The purchase of an enterprise also means many potential risks in the legal and tax area. Such risks are not necessarily visible at first sight. 

 

You wonder whether upon taking over the enterprise an audit by tax authorities may result in payment of taxes you had no knowledge about whatsoever. You wonder whether the purchased business might have had a record of notorious violation of labour law, copyright, environmental regulations – which could result in costly proceedings, penalties and recompensation. Finally, you wonder if the business analyses conducted on basis of delivered financial data are accurate – in case you are not entirely sure whether the presented information actually reflects the real state of the purchased company.

In other words, you want to be sure as to what you are buying, what is the purchased company's actual financial state, which business lines/products/unit are profitable and which require changes, what are the tax risks and what are the legal risks in view of the purchased enterprise joining your business structures.

All this can be answered by performing a due diligence analysis, which allows for either comprehensive or specific verification of the business entity you are interested in. Due diligence may cover areas of finance, law, taxes, environmental protection, HR, technology, IT etc. Usually the minimum scope covers financial, tax and legal aspects. Due diligence is a great analysis tool in company valuation and an important argument in negotiations. Knowledge on threats and risks, but also opportunities and the potential of the company you are looking to purchase, allows you to make an informed decision, set negotiations in the right direction, start preparing organisational changes beforehand, secure yourself against various risks and make full use of opportunities.
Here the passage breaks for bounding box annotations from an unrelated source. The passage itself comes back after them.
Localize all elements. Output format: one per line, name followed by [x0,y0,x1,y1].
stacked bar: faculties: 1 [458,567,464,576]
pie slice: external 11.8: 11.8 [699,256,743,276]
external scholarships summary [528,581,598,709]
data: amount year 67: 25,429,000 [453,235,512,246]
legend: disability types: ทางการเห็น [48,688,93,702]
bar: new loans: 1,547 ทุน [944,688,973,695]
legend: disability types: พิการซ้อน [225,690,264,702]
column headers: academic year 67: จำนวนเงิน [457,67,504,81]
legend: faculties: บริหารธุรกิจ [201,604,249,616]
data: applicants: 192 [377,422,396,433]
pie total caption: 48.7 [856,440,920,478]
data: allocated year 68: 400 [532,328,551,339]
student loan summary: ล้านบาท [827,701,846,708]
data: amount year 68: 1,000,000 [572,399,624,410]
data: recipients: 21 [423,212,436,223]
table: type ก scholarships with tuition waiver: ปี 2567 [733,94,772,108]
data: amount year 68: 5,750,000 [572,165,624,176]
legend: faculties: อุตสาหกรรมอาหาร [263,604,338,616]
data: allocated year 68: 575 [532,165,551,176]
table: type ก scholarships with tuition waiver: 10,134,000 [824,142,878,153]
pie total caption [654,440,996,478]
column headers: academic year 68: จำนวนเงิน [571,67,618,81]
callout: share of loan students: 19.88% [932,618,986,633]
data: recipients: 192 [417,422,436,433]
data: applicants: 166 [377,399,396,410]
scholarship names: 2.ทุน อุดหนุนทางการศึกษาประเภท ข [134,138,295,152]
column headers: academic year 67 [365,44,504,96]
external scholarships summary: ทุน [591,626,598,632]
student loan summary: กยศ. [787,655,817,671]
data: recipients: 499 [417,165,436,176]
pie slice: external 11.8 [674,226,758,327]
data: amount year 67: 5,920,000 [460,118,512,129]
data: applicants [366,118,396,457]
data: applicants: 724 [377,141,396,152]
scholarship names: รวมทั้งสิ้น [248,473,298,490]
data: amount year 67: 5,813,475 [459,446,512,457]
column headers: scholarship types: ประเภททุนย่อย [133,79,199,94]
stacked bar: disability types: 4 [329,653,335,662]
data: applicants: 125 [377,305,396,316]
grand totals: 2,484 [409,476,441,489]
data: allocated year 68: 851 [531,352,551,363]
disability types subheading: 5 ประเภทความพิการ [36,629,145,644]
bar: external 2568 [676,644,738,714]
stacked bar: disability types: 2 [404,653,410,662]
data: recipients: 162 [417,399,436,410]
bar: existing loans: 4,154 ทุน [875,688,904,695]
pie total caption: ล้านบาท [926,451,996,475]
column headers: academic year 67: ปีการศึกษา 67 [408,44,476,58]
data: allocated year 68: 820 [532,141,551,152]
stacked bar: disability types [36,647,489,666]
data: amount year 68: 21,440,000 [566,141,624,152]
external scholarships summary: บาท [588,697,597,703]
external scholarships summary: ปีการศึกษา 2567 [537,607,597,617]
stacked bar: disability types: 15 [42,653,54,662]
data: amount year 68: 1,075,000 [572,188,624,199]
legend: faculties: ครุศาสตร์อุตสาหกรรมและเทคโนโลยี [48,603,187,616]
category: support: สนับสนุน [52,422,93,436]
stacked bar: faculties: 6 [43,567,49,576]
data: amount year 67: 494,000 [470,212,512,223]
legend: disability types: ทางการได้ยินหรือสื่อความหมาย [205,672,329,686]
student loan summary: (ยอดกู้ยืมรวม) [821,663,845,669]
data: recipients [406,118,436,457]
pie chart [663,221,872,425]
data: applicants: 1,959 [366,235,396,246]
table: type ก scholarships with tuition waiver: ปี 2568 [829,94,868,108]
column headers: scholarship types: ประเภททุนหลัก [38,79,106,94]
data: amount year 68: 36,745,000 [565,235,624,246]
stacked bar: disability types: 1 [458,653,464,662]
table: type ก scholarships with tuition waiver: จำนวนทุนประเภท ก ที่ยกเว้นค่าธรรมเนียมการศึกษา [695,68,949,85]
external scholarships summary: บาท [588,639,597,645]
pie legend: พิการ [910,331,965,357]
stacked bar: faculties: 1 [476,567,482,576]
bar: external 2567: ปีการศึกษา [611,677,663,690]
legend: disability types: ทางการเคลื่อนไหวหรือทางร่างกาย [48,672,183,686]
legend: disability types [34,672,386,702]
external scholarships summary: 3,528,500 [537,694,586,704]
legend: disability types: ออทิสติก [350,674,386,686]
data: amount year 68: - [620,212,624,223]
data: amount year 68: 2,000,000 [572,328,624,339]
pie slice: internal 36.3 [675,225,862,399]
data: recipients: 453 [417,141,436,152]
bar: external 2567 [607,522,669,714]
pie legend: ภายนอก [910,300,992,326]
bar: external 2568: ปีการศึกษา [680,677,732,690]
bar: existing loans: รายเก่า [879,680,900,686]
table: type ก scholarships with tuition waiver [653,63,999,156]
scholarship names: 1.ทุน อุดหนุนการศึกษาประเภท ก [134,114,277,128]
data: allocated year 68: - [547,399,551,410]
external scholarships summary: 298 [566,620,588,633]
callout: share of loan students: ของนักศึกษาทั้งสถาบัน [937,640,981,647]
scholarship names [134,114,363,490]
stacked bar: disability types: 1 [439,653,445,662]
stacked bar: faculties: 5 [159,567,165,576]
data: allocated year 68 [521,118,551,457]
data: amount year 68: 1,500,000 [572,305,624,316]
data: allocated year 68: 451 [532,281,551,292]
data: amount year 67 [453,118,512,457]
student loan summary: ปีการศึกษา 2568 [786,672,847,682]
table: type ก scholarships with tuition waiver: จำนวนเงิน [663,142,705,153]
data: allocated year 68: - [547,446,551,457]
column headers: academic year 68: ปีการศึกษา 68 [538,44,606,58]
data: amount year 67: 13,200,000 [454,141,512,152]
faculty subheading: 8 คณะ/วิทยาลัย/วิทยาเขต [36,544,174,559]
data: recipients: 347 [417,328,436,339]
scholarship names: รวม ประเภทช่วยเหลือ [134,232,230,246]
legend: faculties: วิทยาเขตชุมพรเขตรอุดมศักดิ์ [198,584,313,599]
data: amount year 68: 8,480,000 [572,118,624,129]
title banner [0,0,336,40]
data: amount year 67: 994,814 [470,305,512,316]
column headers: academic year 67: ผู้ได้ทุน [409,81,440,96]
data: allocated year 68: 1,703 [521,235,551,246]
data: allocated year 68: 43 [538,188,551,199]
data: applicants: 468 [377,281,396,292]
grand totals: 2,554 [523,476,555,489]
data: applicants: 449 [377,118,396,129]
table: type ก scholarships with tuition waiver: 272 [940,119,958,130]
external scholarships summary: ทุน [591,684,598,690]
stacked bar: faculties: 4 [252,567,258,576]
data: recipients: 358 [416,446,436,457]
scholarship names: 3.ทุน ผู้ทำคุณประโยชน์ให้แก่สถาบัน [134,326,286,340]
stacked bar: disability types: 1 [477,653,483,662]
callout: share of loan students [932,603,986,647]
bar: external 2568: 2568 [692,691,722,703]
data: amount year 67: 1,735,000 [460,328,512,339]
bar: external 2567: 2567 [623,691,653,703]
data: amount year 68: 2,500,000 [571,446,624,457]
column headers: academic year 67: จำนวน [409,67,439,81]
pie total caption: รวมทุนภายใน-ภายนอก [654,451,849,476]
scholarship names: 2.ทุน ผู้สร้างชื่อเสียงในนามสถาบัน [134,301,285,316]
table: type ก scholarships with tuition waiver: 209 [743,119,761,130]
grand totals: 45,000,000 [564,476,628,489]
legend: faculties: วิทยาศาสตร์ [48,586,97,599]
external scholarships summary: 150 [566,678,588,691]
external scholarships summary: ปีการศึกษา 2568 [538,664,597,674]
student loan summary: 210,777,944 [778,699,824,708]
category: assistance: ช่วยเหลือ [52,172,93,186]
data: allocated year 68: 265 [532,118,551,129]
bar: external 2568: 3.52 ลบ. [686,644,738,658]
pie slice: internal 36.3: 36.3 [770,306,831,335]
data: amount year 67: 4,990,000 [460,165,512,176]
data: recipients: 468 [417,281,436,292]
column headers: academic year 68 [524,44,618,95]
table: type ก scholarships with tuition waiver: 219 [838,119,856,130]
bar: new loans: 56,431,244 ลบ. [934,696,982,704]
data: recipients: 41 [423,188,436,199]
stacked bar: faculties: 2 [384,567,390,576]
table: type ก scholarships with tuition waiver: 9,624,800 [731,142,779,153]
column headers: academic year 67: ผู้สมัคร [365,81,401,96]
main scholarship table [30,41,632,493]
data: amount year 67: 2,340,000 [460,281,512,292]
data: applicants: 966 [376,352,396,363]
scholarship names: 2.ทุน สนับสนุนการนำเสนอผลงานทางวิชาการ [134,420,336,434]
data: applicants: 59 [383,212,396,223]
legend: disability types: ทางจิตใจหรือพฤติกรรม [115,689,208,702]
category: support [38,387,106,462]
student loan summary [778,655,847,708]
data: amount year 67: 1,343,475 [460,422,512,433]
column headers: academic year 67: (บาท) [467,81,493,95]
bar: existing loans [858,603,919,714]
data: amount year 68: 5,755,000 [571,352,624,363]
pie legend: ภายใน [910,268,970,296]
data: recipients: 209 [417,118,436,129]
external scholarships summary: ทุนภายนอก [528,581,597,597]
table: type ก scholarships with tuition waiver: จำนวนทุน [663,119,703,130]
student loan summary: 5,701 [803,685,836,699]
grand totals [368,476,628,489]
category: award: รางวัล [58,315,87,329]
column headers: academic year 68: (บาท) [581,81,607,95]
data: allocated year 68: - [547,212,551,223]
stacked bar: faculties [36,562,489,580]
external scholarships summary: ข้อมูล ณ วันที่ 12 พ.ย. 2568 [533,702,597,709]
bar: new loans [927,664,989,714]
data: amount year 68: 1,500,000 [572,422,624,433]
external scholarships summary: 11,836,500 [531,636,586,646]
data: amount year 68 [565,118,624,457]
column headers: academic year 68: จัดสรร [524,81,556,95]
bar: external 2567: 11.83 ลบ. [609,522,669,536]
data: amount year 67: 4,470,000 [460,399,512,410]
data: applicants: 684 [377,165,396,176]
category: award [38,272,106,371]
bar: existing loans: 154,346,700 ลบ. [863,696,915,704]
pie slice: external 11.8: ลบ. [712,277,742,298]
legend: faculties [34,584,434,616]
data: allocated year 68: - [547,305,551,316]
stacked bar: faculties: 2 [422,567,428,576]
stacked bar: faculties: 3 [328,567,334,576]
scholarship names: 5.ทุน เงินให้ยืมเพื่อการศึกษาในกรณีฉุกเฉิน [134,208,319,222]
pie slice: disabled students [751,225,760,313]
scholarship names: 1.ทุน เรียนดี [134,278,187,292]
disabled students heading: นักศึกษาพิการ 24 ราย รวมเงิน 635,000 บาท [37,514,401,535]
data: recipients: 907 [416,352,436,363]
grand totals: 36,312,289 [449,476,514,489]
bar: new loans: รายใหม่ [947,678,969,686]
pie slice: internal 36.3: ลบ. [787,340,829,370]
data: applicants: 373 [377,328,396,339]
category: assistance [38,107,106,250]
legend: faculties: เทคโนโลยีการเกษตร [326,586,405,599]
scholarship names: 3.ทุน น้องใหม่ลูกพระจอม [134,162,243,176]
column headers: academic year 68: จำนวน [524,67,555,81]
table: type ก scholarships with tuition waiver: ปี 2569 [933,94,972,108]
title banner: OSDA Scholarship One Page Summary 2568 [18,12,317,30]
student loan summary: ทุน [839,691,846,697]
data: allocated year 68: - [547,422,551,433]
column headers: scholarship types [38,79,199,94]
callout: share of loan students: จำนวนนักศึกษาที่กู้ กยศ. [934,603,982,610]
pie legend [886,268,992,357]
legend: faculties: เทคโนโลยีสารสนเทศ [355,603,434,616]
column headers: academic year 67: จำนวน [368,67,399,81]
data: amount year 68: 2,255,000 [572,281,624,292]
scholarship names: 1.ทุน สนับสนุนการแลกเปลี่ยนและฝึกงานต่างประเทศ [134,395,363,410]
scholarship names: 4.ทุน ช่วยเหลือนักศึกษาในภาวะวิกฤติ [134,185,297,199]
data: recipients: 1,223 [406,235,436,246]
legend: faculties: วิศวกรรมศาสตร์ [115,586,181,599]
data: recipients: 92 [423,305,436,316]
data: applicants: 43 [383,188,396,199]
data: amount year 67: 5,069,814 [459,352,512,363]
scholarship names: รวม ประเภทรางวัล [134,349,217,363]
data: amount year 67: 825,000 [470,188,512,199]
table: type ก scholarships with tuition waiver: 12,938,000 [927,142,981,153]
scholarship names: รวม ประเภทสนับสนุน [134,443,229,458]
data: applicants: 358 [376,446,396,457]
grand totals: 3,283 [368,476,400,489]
Meet our due diligence leaders

Corporate Advisory Partner

Our Transaction Advisory Services Team is at your disposal:

  • We perform due diligence in the finance, tax and legal field;
  • In cooperation with external specialists we perform due diligence in IT, HR, environmental protection and technology;
  • We provide company valuation;
  • We optimise tax-wise transactions of company acquisition;
  • We assist you in the negotiation process;
  • We prepare the transaction's legal documentation;
  • We perform vendor due diligence;
  • If the acquired company is operating also abroad (or only abroad), we cooperate with RSM firms located in the relevant country, coordinate the work of teams in various locations and remain your primary contact in the process.

 

Frequently asked questions: What should I know about due diligence?

 

What is due diligence?

To put this issue as simply as possible, due diligence is the process of examining a specific entity (or company or assets) with regard to a planned transaction.”.

Is due diligence mandatory?

No – conducting due diligence is not necessary to conclude the final agreement. However, in the current market conditions, it practically does not happen that the transaction of acquiring an external entity (i.e. not belonging to the same capital group) is not preceded by getting acquainted with the condition of the subject of the transaction (company, enterprise, specific assets). This is what due diligence is for.

Conducting such an analysis is also an expression of due diligence (in this context – proper operation) on the part of the entrepreneur or member of the company's management board. Failure to act in this manner may, in some cases, lead to pecuniary claims or corporate liability of these persons. ”.

How much does due diligence cost?

The cost of due diligence each time depends on the scope of the analysis agreed with the client. The price of the service depends on both the issues being analyzed and the level of detail of the examination of individual issues.

To use an example: as part of determining the scope of due diligence, the client may stipulate that it is necessary to examine only issues related to, e.g. real estate or corporate issues, and may also oblige the advisor to analyze all documents or only a specific sample of them. Given the individual approach required for this type of processes, it is difficult to determine the price range for due diligence. Therefore, in order to determine the exact costs, we encourage you to contact our experts.

How long can due diligence take?

The duration of each due diligence depends not only on the level of involvement of the consultants hired, but also on the scope of the study and the speed at which the client, together with other involved entities, provides documents. At the same time, however, it should be noted that - due to dynamic market changes - all parties involved in the process should strive to conduct it as efficiently as possible, so that the due diligence results refer to the most up-to-date situation of the subject of the transaction.

What documents are required for due diligence?

As part of the due diligence process, documents relating to the subject of the transaction are analyzed, which are provided by the vendor or obtained by the client from other sources.

The documents in question are additionally compared with information included in publicly available registers (e.g. National Court Register, Repository of Financial Documents, Electronic Land and Mortgage Register System, database of the Patent Office of the Republic of Poland), or also with documents submitted to registration or land and mortgage register courts. The documents in question may also serve as an important supplement to the information in case of problems with obtaining it from the vendor.

A detailed catalog of documents each time results from the agreed scope of due diligence.